Собратья их, слагаясь в вереницы —
уже в пути, спасаясь от беды.
Ты, осень, упраздняешь все границы
и, как в кино, смываешь все следы.
В такую осень я и сам — без глянца…
Но, отдаляя тягостный итог,
крупицы несведённого баланса
впадают в зазеркальный водосток.
Случайных встречных всё печальней лики,
и тянутся к нам в души поутру
артритные побеги повилики,
прорвавшие земную кожуру.
Постмодерн
Поэт смеётся.
Говорит: сквозь слёзы,
но мы-то знаем: набивает цену.
Во тьме колодца
обойтись без дозы
не в состоянье даже Авиценна.
А в голове —
морзянка ста несчастий.
Он — явный аръергард людского прайда.
Себя на две
распиливая части,
он шлёт наружу Джекила и Хайда.
Поэта гложет
страсть к борщам и гейшам
да трепетная жажда дифирамба.
Но кто же сможет
отнести к простейшим
творца трагикомического ямба?
Давно не мачо,
услаждавший уши,
обыденный, как старая таверна,
он по-щенячьи
подставляет душу
под плюшевую лапу постмодерна.
Плоды просвещения
Время, бывает, в обратную сторону движется,
в край, где и слово, и буква уже не в чести.

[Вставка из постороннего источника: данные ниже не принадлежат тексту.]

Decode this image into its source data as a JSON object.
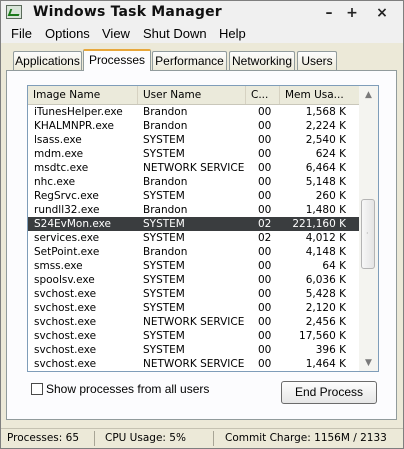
{
  "window": {
    "title": "Windows Task Manager",
    "controls": {
      "minimize": "–",
      "maximize": "+",
      "close": "×"
    }
  },
  "menu": [
    "File",
    "Options",
    "View",
    "Shut Down",
    "Help"
  ],
  "tabs": [
    {
      "label": "Applications",
      "active": false
    },
    {
      "label": "Processes",
      "active": true
    },
    {
      "label": "Performance",
      "active": false
    },
    {
      "label": "Networking",
      "active": false
    },
    {
      "label": "Users",
      "active": false
    }
  ],
  "processes": {
    "columns": [
      "Image Name",
      "User Name",
      "C...",
      "Mem Usa..."
    ],
    "rows": [
      {
        "name": "iTunesHelper.exe",
        "user": "Brandon",
        "cpu": "00",
        "mem": "1,568 K"
      },
      {
        "name": "KHALMNPR.exe",
        "user": "Brandon",
        "cpu": "00",
        "mem": "2,224 K"
      },
      {
        "name": "lsass.exe",
        "user": "SYSTEM",
        "cpu": "00",
        "mem": "2,540 K"
      },
      {
        "name": "mdm.exe",
        "user": "SYSTEM",
        "cpu": "00",
        "mem": "624 K"
      },
      {
        "name": "msdtc.exe",
        "user": "NETWORK SERVICE",
        "cpu": "00",
        "mem": "6,464 K"
      },
      {
        "name": "nhc.exe",
        "user": "Brandon",
        "cpu": "00",
        "mem": "5,148 K"
      },
      {
        "name": "RegSrvc.exe",
        "user": "SYSTEM",
        "cpu": "00",
        "mem": "260 K"
      },
      {
        "name": "rundll32.exe",
        "user": "Brandon",
        "cpu": "00",
        "mem": "1,480 K"
      },
      {
        "name": "S24EvMon.exe",
        "user": "SYSTEM",
        "cpu": "02",
        "mem": "221,160 K",
        "selected": true
      },
      {
        "name": "services.exe",
        "user": "SYSTEM",
        "cpu": "02",
        "mem": "4,012 K"
      },
      {
        "name": "SetPoint.exe",
        "user": "Brandon",
        "cpu": "00",
        "mem": "4,148 K"
      },
      {
        "name": "smss.exe",
        "user": "SYSTEM",
        "cpu": "00",
        "mem": "64 K"
      },
      {
        "name": "spoolsv.exe",
        "user": "SYSTEM",
        "cpu": "00",
        "mem": "6,036 K"
      },
      {
        "name": "svchost.exe",
        "user": "SYSTEM",
        "cpu": "00",
        "mem": "5,428 K"
      },
      {
        "name": "svchost.exe",
        "user": "SYSTEM",
        "cpu": "00",
        "mem": "2,120 K"
      },
      {
        "name": "svchost.exe",
        "user": "NETWORK SERVICE",
        "cpu": "00",
        "mem": "2,456 K"
      },
      {
        "name": "svchost.exe",
        "user": "SYSTEM",
        "cpu": "00",
        "mem": "17,560 K"
      },
      {
        "name": "svchost.exe",
        "user": "SYSTEM",
        "cpu": "00",
        "mem": "396 K"
      },
      {
        "name": "svchost.exe",
        "user": "NETWORK SERVICE",
        "cpu": "00",
        "mem": "1,464 K"
      }
    ]
  },
  "show_all_users": {
    "label": "Show processes from all users",
    "checked": false
  },
  "end_process_label": "End Process",
  "status": {
    "processes": "Processes: 65",
    "cpu": "CPU Usage: 5%",
    "commit": "Commit Charge: 1156M / 2133"
  }
}
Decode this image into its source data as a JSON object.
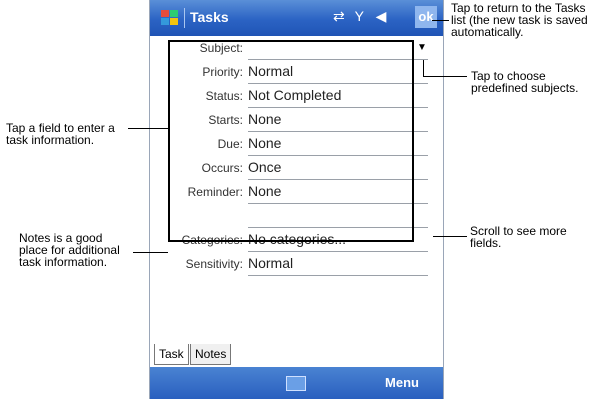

Брэдбери помнил, как книги сгорают и книжицы
волею тех, кто умеет костер развести.
Снова они наступают, визгливые лешие,
гении мутных ток-шоу и брутальной сохи.
Незачем думать, что спички у них — отсыревшие:
эти везде и всегда держат порох сухим.
Эти — сожгут всё подряд, не попросят прощения;
им Торквемады пример и сейчас по плечу.
Я — возражаю. Во вкусе плодов просвещения
сам, без подмоги чужой разобраться хочу.
Вещи мельчают от употребления частого.
Всё заменимо: работа, еда и кровать…
Только оставьте птенцам из гнезда Луначарского
право решать, где свое наркомпросо клевать.
Июльский выходной
Всё продумано в летнем коллаже,
чтоб пробиться и в будни, и в сны:
тонкогубая ниточка пляжа,
гребешок подуставшей волны.
Бриз, лубочной дыша пасторалью,
зародился и снова исчез…
Золотой олимпийской медалью
солнце гордо сверкает с небес.
На него и поглядывать больно.
В трёх шагах, изворотлив, как язь,
пляшет в воздухе мяч волейбольный,
вкруг оси неустанно крутясь.
Рядом — сочные звуки гобоя,
хоть источник не виден нигде.
Краб глядит, как на кромке прибоя
лучик солнца танцует в воде.
Крики чаек, детишки, бикини,
лёгких лодок тупые носы:
ведь бывают минуты такие
и бывают такие часы;
ибо пропасть от лета до Леты —
широка, как орга́на мехи…
Даже странно, что летом поэты
сочиняют плохие стихи.
Светофор
Всё дольше ночи. Но пока — привольно дню.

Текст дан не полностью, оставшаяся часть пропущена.